Answer
a) The velocity of the first log is $-1.53m/s$
b) The velocity of the second log is $+1.08m/s$
Work Step by Step
a) At the start, both the lumberjack and the log are at rest. $\vec{v}_{0j}=\vec{v}_{0l}=0$, so the initial total momentum $\sum\vec{p}_0=0$. After that, the lumberjack runs to the other end of the log with $\vec{v}_{fj}=+3.6m/s$ . We need to find the velocity of the log and then $\vec{v_{fl}}$.

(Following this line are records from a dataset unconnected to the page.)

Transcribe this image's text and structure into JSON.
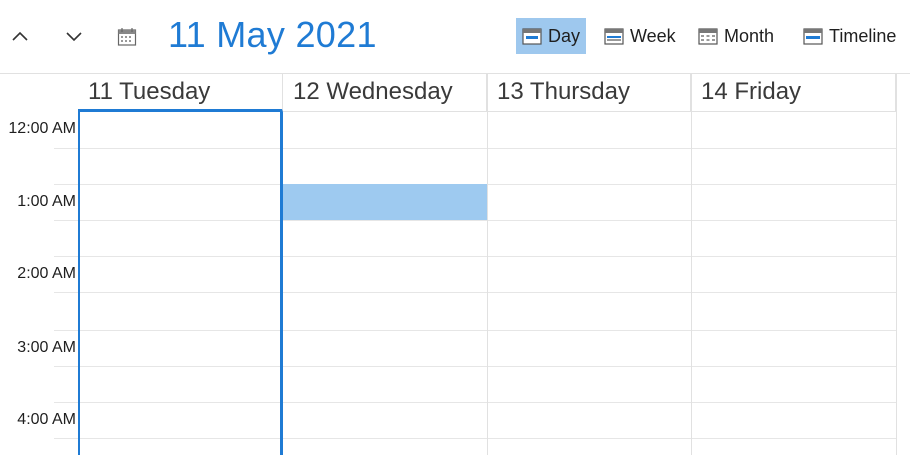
{
  "toolbar": {
    "title": "11 May 2021",
    "views": [
      {
        "label": "Day",
        "icon": "calendar-day-icon",
        "active": true
      },
      {
        "label": "Week",
        "icon": "calendar-week-icon",
        "active": false
      },
      {
        "label": "Month",
        "icon": "calendar-month-icon",
        "active": false
      },
      {
        "label": "Timeline",
        "icon": "calendar-timeline-icon",
        "active": false
      }
    ]
  },
  "days": [
    {
      "label": "11 Tuesday"
    },
    {
      "label": "12 Wednesday"
    },
    {
      "label": "13 Thursday"
    },
    {
      "label": "14 Friday"
    }
  ],
  "times": [
    "12:00 AM",
    "1:00 AM",
    "2:00 AM",
    "3:00 AM",
    "4:00 AM"
  ],
  "colors": {
    "accent": "#1f7bd4",
    "selection": "#9ecaf0",
    "active_view": "#9ec8ee"
  }
}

The principle of conservation of linear momentum states that $$m_j\vec{v_{fj}}+m_l\vec{v_{fl}}=\sum\vec{p}_0=0$$ $$\vec{v_{fl}}=-\frac{m_j\vec{v_{fj}}}{m_l}$$
We have $\vec{v_{fj}}=+3.6m/s$, $m_j=98kg$, and $m_l=230kg$. Therefore, $$\vec{v_{fl}}=-1.53m/s$$
b) When the lumberjack jumps on the second log, he maintains his speed of $+3.6m/s$, which we would consider his initial speed on the 2nd log: $\vec{v}_{0j}=+3.6m/s$, while the 2nd log is at rest $\vec{v}_{0l}=0$. Until the lumberjack comes to rest on the 2nd log, the velocity of the lumberjack and the log are the same $\vec{v}_{fj}=\vec{v}_{fl}=\vec{v}_{f}$.$$m_j\vec{v_{0j}}+m_l\vec{v_{0l}}=(m_l+m_j)\vec{v}_f$$ $$\vec{v_{f}}=\frac{(m_j\vec{v_{0j}}+m_l\vec{v_{0l}})}{m_l+m_j}=\frac{m_j\vec{v_{0j}}}{m_l+m_j}$$
We have $\vec{v_{0j}}=+3.6m/s$, $m_j=98kg$, and $m_l=230kg$.
$$\vec{v_f}=+1.08m/s$$